Once you have located the pelvic floor muscles, you can begin practicing Kegel exercises with these steps:

  1. Make sure your bladder is empty and sit or lie down in a comfortable position, such as lying on your back with knees bent, to start. You can practice doing standing exercises once you’re sure that you’ve found the right muscles.
  2. Tighten the pelvic floor muscles. Try to hold the squeeze for 3–5 seconds.
  3. Relax the muscles and fully relax the pelvic floor.
  4. Work your way up to 10–15 repetitions per session.
  5. Repeat up to three times per day.

It’s important not to hold your breath during these exercises. Once you’ve gotten used to performing these exercises, diversify your sessions. Practice with shorter, quicker contractions or in different positions.

When doing Kegel exercises, be sure not to tighten any other muscles in the abdomen or pelvis, such as the stomach or thighs. Tightening the wrong muscles can put more pressure on the bladder and potentially make OAB symptoms worse. Breathe deeply and relax the body to prevent unwanted muscle tightening.

Overworking pelvic floor muscles can cause them to tighten, which puts pressure on the bladder. This can also lead to urinary urgency and straining when urinating or moving the bowels.

It’s important not to overdo it with Kegel exercises — otherwise, you could overtighten the pelvic muscles. Kegel exercises can be done regularly, but don’t try to do more than is recommended.

Tight pelvic muscles can also be caused by many of the same factors that cause weak pelvic muscles, such as stress or childbirth, and both can lead to frequent or urgent urination.

Working with a physical therapist, such as a pelvic floor specialist, can help you better understand the causes of your bladder symptoms. They can also help you make sure you are doing the right exercises to help strengthen your muscles without causing too much pelvic tightness.

It may take some time before you start feeling the benefits of Kegel exercises, so patience is important. It may take several weeks before OAB symptoms start to improve.

Sticking to a regular regimen of 10–15 repetitions three times a day can help build muscle strength and condition the muscle for more consistent results.
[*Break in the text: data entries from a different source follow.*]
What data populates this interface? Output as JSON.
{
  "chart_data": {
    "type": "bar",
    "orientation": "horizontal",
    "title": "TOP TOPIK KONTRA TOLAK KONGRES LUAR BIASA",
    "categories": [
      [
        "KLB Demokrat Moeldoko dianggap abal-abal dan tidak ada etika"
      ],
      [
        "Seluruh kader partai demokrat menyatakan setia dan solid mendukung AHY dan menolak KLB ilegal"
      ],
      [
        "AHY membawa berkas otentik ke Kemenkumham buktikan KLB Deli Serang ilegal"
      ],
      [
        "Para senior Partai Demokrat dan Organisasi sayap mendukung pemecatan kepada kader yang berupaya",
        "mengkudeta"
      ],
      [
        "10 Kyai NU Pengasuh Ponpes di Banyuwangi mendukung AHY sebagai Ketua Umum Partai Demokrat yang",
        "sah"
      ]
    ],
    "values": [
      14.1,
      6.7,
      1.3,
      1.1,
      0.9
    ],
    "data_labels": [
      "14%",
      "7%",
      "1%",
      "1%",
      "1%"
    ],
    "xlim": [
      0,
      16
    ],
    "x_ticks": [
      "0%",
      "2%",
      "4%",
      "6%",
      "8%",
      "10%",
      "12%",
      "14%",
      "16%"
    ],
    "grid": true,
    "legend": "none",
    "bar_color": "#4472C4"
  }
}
It’s uncommon for OAB symptoms to completely disappear, but Kegel exercises may help resolve many of the symptoms, such as incontinence. However, if you stop doing Kegel exercises, there’s a possibility that symptoms can start again.

It’s important to be consistent with your Kegel exercise regimen without overdoing it. Overworking the pelvic floor muscles can lead to pain or muscle tightening. This can cause more bladder symptoms as well as bowel straining or pain with sex.
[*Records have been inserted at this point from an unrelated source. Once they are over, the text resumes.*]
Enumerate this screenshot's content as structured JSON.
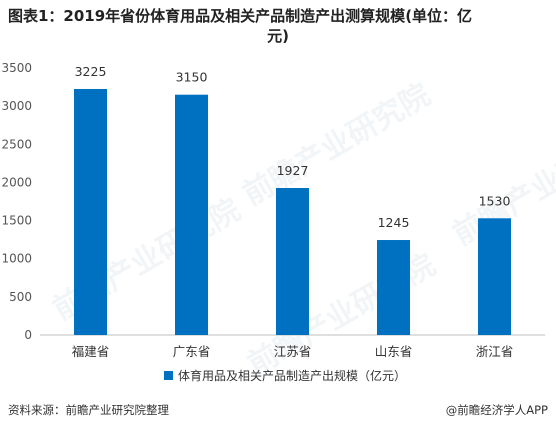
{
  "title_line1": "图表1：2019年省份体育用品及相关产品制造产出测算规模(单位：亿",
  "title_line2": "元)",
  "source_text": "资料来源：前瞻产业研究院整理",
  "credit_text": "@前瞻经济学人APP",
  "watermark_text": "前瞻产业研究院",
  "chart_data": {
    "type": "bar",
    "categories": [
      "福建省",
      "广东省",
      "江苏省",
      "山东省",
      "浙江省"
    ],
    "series": [
      {
        "name": "体育用品及相关产品制造产出规模（亿元）",
        "values": [
          3225,
          3150,
          1927,
          1245,
          1530
        ],
        "color": "#0070c0"
      }
    ],
    "ylim": [
      0,
      3500
    ],
    "yticks": [
      0,
      500,
      1000,
      1500,
      2000,
      2500,
      3000,
      3500
    ],
    "grid": false,
    "legend_position": "bottom"
  }
}
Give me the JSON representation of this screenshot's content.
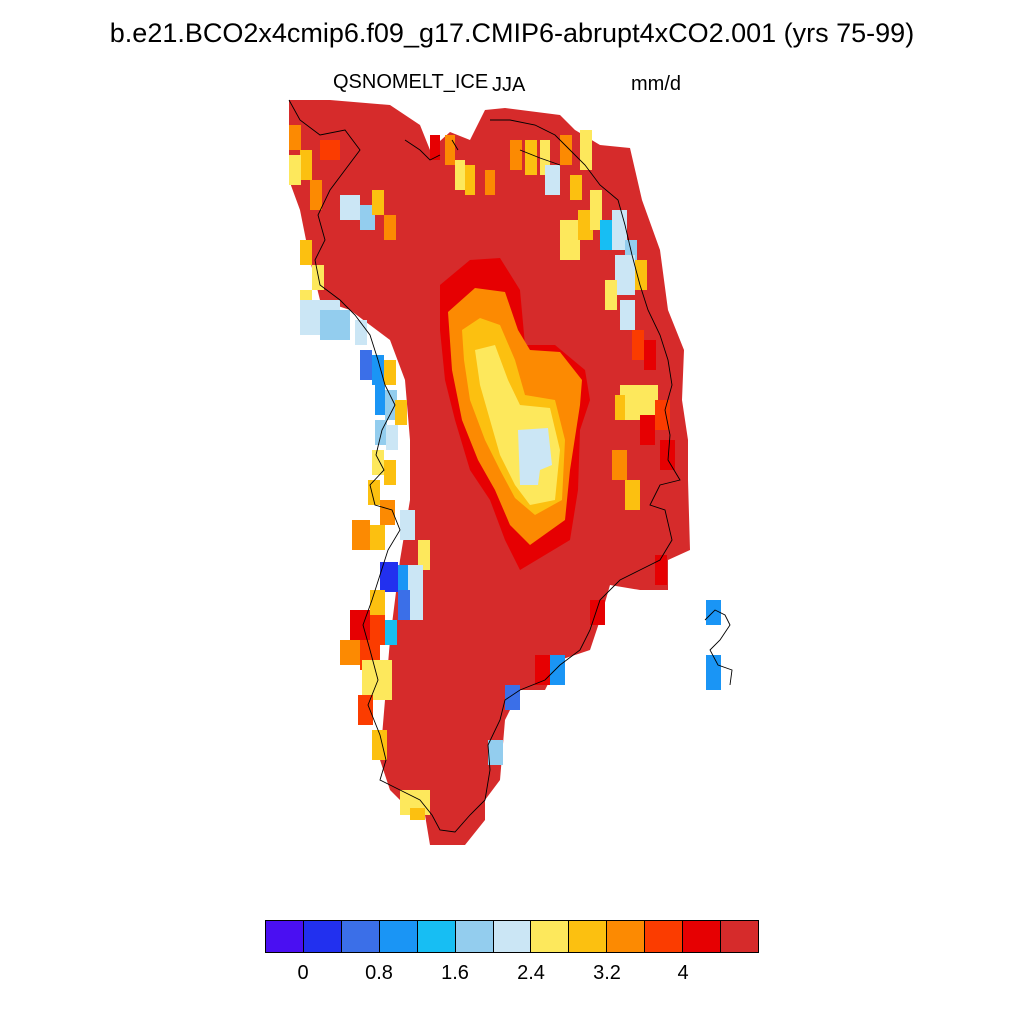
{
  "title": "b.e21.BCO2x4cmip6.f09_g17.CMIP6-abrupt4xCO2.001 (yrs 75-99)",
  "subtitle": {
    "left": "QSNOMELT_ICE",
    "center": "JJA",
    "right": "mm/d"
  },
  "colorbar": {
    "colors": [
      "#4a0ff2",
      "#2230ef",
      "#3b6fe8",
      "#1a95f5",
      "#17bef3",
      "#93cdee",
      "#cbe6f5",
      "#fde85c",
      "#fcc010",
      "#fc8a02",
      "#fb3c00",
      "#e60002",
      "#d62b2b"
    ],
    "labels": [
      "0",
      "0.8",
      "1.6",
      "2.4",
      "3.2",
      "4"
    ]
  },
  "map": {
    "region": "Greenland",
    "field_colors": {
      "base": "#d62b2b",
      "red": "#e60002",
      "red_orange": "#fb3c00",
      "orange": "#fc8a02",
      "amber": "#fcc010",
      "yellow": "#fde85c",
      "pale_blue": "#cbe6f5",
      "light_blue": "#93cdee",
      "cyan": "#17bef3",
      "sky_blue": "#1a95f5",
      "mid_blue": "#3b6fe8",
      "blue": "#2230ef",
      "purple": "#4a0ff2"
    }
  }
}
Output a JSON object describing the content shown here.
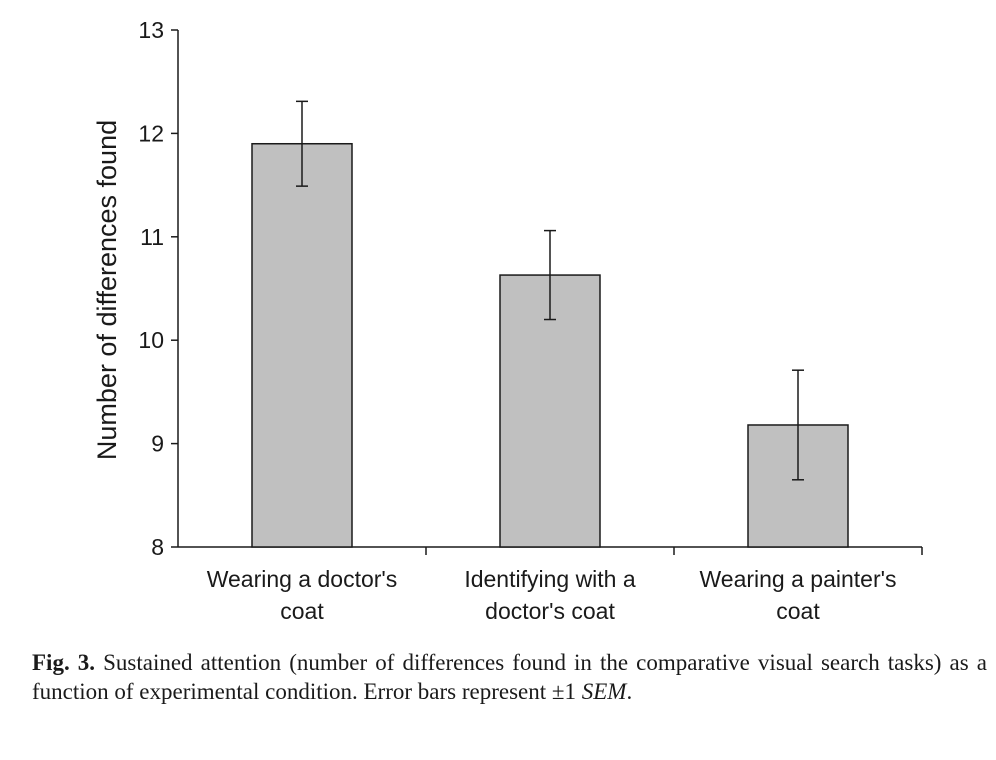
{
  "chart_data": {
    "type": "bar",
    "categories": [
      [
        "Wearing a doctor's",
        "coat"
      ],
      [
        "Identifying with a",
        "doctor's coat"
      ],
      [
        "Wearing a painter's",
        "coat"
      ]
    ],
    "values": [
      11.9,
      10.63,
      9.18
    ],
    "error_bars": [
      0.41,
      0.43,
      0.53
    ],
    "ylabel": "Number of differences found",
    "xlabel": "",
    "ylim": [
      8,
      13
    ],
    "yticks": [
      8,
      9,
      10,
      11,
      12,
      13
    ],
    "bar_color": "#c0c0c0",
    "grid": false,
    "legend": "none"
  },
  "caption": {
    "fig_label": "Fig. 3.",
    "text": " Sustained attention (number of differences found in the comparative visual search tasks) as a function of experimental condition. Error bars represent ±1 ",
    "sem": "SEM",
    "end": "."
  }
}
A physical therapist can help you develop and stick with a plan that helps you get the most out of your Kegel exercises. This plan can keep your OAB symptoms under control without risking more damage to your pelvic floor.

If you haven’t talked to your doctor about your OAB symptoms, that’s a good place to start. They can help you identify the cause of your symptoms and whether there is anything else that can be done alongside Kegel exercises to help relieve your symptoms.
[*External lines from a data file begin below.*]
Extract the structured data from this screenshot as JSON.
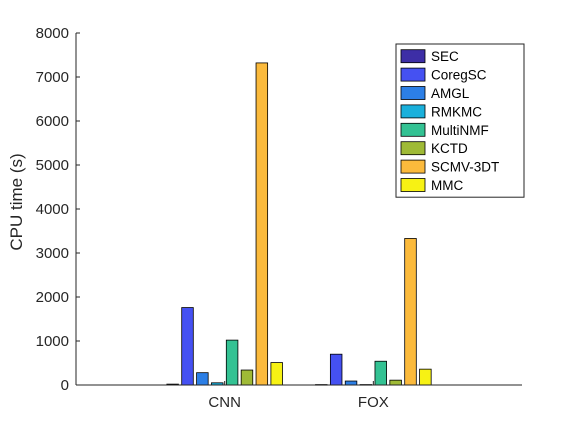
{
  "chart_data": {
    "type": "bar",
    "categories": [
      "CNN",
      "FOX"
    ],
    "ylabel": "CPU time (s)",
    "xlabel": "",
    "ylim": [
      0,
      8000
    ],
    "yticks": [
      "0",
      "1000",
      "2000",
      "3000",
      "4000",
      "5000",
      "6000",
      "7000",
      "8000"
    ],
    "grid": false,
    "legend_position": "top-right",
    "series": [
      {
        "name": "SEC",
        "color": "#3d2ea6",
        "values": [
          20,
          10
        ]
      },
      {
        "name": "CoregSC",
        "color": "#4551f2",
        "values": [
          1760,
          700
        ]
      },
      {
        "name": "AMGL",
        "color": "#2c7fe6",
        "values": [
          280,
          90
        ]
      },
      {
        "name": "RMKMC",
        "color": "#1ab0db",
        "values": [
          50,
          10
        ]
      },
      {
        "name": "MultiNMF",
        "color": "#33c293",
        "values": [
          1020,
          540
        ]
      },
      {
        "name": "KCTD",
        "color": "#9fba36",
        "values": [
          340,
          110
        ]
      },
      {
        "name": "SCMV-3DT",
        "color": "#fbba3c",
        "values": [
          7320,
          3330
        ]
      },
      {
        "name": "MMC",
        "color": "#f7f214",
        "values": [
          510,
          360
        ]
      }
    ]
  }
}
They may also be able to help you determine whether your symptoms are caused by overly tight pelvic muscles, which wouldn’t be helped by Kegel exercises.

Your primary care physician may also recommend you consult with a physical therapist who can help you develop an exercise plan that fits your unique needs or an obstetrics and gynecologist specialist (OB-GYN),

Even if you don’t have symptoms of OAB, proactive pelvic floor exercises may help prevent bladder problems from happening. If you’re at risk for pelvic floor damage — you’re pregnant, plan to become pregnant, or are anticipating pelvic surgery — your healthcare team can work with you to develop a plan to help prevent issues before they arise.

Kegel exercises are often recommended for people with OAB to help strengthen pelvic floor muscles and improve bladder control. Once you get the hang of them, these types of exercises can be done at any time and anywhere.

If you’re experiencing frequent and urgent urination or bladder leaks, a physical therapist can help you develop a pelvic floor exercise plan to help improve your symptoms and protect your pelvic health.